During the research design phase, ChatGPT can offer real-time suggestions and support. For example, in nanozyme function prediction and experimental design, researchers can interact with ChatGPT to receive advice on experimental methods, parameter selection, and data analysis. These suggestions are based on ChatGPT's ability to learn and understand extensive literature data, which can help researchers optimize experimental design, thereby increasing the success rate of experiments and the accuracy of the data.
ChatGPT can also serve as a bridge for communication between different disciplines. In nanozyme research, which involves multiple fields, such as chemistry, materials science, and biology, researchers may face differences in terms and concepts across different domains.
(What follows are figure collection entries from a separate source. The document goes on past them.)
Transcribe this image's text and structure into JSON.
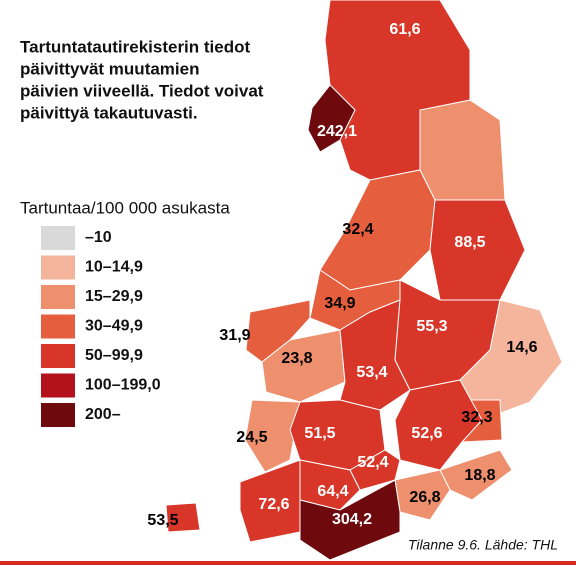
{
  "note": [
    "Tartuntatautirekisterin tiedot",
    "päivittyvät muutamien",
    "päivien viiveellä. Tiedot voivat",
    "päivittyä takautuvasti."
  ],
  "legend": {
    "title": "Tartuntaa/100 000 asukasta",
    "items": [
      {
        "label": "–10",
        "color": "#d9d9d9"
      },
      {
        "label": "10–14,9",
        "color": "#f5b59c"
      },
      {
        "label": "15–29,9",
        "color": "#ee8f6e"
      },
      {
        "label": "30–49,9",
        "color": "#e55e3e"
      },
      {
        "label": "50–99,9",
        "color": "#d9362a"
      },
      {
        "label": "100–199,0",
        "color": "#b3121c"
      },
      {
        "label": "200–",
        "color": "#6e0a0d"
      }
    ]
  },
  "regions": [
    {
      "value": 61.6,
      "label": "61,6",
      "color": "#d9362a"
    },
    {
      "value": 242.1,
      "label": "242,1",
      "color": "#6e0a0d"
    },
    {
      "value": 32.4,
      "label": "32,4",
      "color": "#e55e3e"
    },
    {
      "value": 88.5,
      "label": "88,5",
      "color": "#d9362a"
    },
    {
      "value": 34.9,
      "label": "34,9",
      "color": "#e55e3e"
    },
    {
      "value": 31.9,
      "label": "31,9",
      "color": "#e55e3e"
    },
    {
      "value": 23.8,
      "label": "23,8",
      "color": "#ee8f6e"
    },
    {
      "value": 53.4,
      "label": "53,4",
      "color": "#d9362a"
    },
    {
      "value": 55.3,
      "label": "55,3",
      "color": "#d9362a"
    },
    {
      "value": 14.6,
      "label": "14,6",
      "color": "#f5b59c"
    },
    {
      "value": 32.3,
      "label": "32,3",
      "color": "#e55e3e"
    },
    {
      "value": 52.6,
      "label": "52,6",
      "color": "#d9362a"
    },
    {
      "value": 24.5,
      "label": "24,5",
      "color": "#ee8f6e"
    },
    {
      "value": 51.5,
      "label": "51,5",
      "color": "#d9362a"
    },
    {
      "value": 52.4,
      "label": "52,4",
      "color": "#d9362a"
    },
    {
      "value": 18.8,
      "label": "18,8",
      "color": "#ee8f6e"
    },
    {
      "value": 26.8,
      "label": "26,8",
      "color": "#ee8f6e"
    },
    {
      "value": 64.4,
      "label": "64,4",
      "color": "#d9362a"
    },
    {
      "value": 72.6,
      "label": "72,6",
      "color": "#d9362a"
    },
    {
      "value": 304.2,
      "label": "304,2",
      "color": "#6e0a0d"
    },
    {
      "value": 53.5,
      "label": "53,5",
      "color": "#d9362a"
    }
  ],
  "source": "Tilanne 9.6. Lähde: THL"
}
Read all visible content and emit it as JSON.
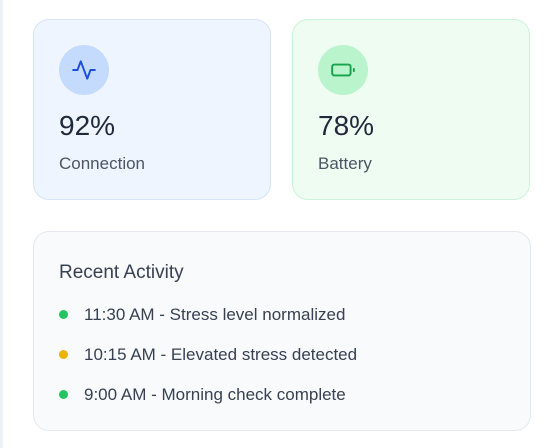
{
  "stats": {
    "connection": {
      "value": "92%",
      "label": "Connection",
      "icon": "activity-pulse-icon",
      "accent": "#1d4ed8"
    },
    "battery": {
      "value": "78%",
      "label": "Battery",
      "icon": "battery-icon",
      "accent": "#16a34a"
    }
  },
  "activity": {
    "title": "Recent Activity",
    "items": [
      {
        "text": "11:30 AM - Stress level normalized",
        "status_color": "#22c55e"
      },
      {
        "text": "10:15 AM - Elevated stress detected",
        "status_color": "#eab308"
      },
      {
        "text": "9:00 AM - Morning check complete",
        "status_color": "#22c55e"
      }
    ]
  }
}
ChatGPT can assist researchers in understanding and translating these terms, thus promoting interdisciplinary collaboration and improving research efficiency.
As a "copilot," ChatGPT plays a crucial role in nanozyme research, significantly enhancing research efficiency and accuracy. It is not just a tool but an intelligent assistant capable of providing support and suggestions throughout various stages of the research process. The use of ChatGPT for data integration and standardization lays the foundation for machine learning algorithms.